Incited by this strange cataclysm, Tamás Yvan Topolánszky’s film ‘DVNA’ examines the bond between Hungary’s capitol and the river that bisects it.

‘DVNA’ tells the story from the morning the city wakes up to find the Danube river basin completely dry. Citywide panic sets in, causing havoc across the districts. As people calm, they naively try to adjust to the new situation, to no avail. There is no life without the Danube. As time goes on, Budapest slowly becomes a ghost town.

Only six people – unknown to each other – remain. They stay for different reasons, but they’re linked by a singular struggle. One by one they are forced to discover each other’s past. As the truth begins to unfold, a stunning secret is revealed. One of them has seen the Danube’s disappearance as a child. What was once a dream, is now prophecy…

The idea behind ‘DVNA’ came to Topolánszky in a nightmare. He walked along Margaret Bridge, built over the mighty Danube River. As he looked over the rail to see the water, he was horrified. It was just a dry riverbed, no water to be found in the deep depths of the river basin. This disturbing image made him consider what the Danube means to Budapest’s inhabitants, and what it would signify if it ever disappeared.

While the diploma film teaser is available today, the feature film’s planned premiere is November 2017.

Tamás Yvan Topolánszky graduated from Moholy-Nagy Művészeti Egyetem in the Media Design program in 2015. His first short film ‘Letter to God’ was shot with the support of the National Media and Infocommunications Authority of Hungary in 2014. The film had a successful film festival circuit, winning five grand prizes including the New York Short Film Festival’s ‘Best Movie’ and the Los Angeles Independent Film Festival’s ‘Best Director’ and ‘Best Short Film’.

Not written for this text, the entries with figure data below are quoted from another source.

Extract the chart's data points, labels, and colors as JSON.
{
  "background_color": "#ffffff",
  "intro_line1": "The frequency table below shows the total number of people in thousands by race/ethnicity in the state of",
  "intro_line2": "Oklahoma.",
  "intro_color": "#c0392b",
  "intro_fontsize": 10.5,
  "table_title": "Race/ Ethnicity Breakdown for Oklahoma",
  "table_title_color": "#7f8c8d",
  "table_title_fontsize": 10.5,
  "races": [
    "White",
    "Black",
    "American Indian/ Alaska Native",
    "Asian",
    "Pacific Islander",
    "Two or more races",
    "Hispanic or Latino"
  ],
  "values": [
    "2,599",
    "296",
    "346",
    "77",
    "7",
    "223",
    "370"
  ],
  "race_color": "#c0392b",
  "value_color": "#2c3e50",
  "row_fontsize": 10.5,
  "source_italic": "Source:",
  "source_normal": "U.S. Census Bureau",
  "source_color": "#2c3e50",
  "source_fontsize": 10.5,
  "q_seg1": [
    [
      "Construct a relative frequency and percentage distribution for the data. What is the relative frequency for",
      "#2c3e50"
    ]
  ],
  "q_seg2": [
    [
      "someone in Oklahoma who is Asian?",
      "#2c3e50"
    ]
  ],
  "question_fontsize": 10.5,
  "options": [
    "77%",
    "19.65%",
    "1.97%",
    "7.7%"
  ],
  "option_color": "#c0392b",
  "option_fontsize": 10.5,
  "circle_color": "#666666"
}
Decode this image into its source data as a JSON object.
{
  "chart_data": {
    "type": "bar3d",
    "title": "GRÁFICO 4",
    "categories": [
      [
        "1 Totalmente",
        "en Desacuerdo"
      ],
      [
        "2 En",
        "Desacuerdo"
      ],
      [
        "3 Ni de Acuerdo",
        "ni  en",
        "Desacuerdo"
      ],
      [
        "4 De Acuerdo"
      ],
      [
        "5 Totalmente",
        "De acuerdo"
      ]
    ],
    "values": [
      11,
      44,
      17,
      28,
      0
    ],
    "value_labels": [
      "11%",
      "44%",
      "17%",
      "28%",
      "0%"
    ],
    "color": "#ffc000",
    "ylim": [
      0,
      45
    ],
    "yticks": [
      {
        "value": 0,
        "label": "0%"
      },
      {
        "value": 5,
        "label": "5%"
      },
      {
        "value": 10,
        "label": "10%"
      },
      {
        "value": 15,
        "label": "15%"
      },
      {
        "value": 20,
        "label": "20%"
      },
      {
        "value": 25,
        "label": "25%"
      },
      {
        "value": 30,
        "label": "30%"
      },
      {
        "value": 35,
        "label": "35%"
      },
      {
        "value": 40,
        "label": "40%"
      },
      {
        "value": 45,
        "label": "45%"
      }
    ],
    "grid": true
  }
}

As he works on ‘DVNA’, Topolánszky is concurrently working on the feature film ‘Curtiz’ also with the support of the National Media and Infocommunications Authority. The film follows Kertész Mihály, the most successful Hungarian director in Hollywood, as he shoots his legendary film classic “Casablanca”.

Topolánszky develops his films under the Halluci-Nation brand, a production company he founded with his two partners.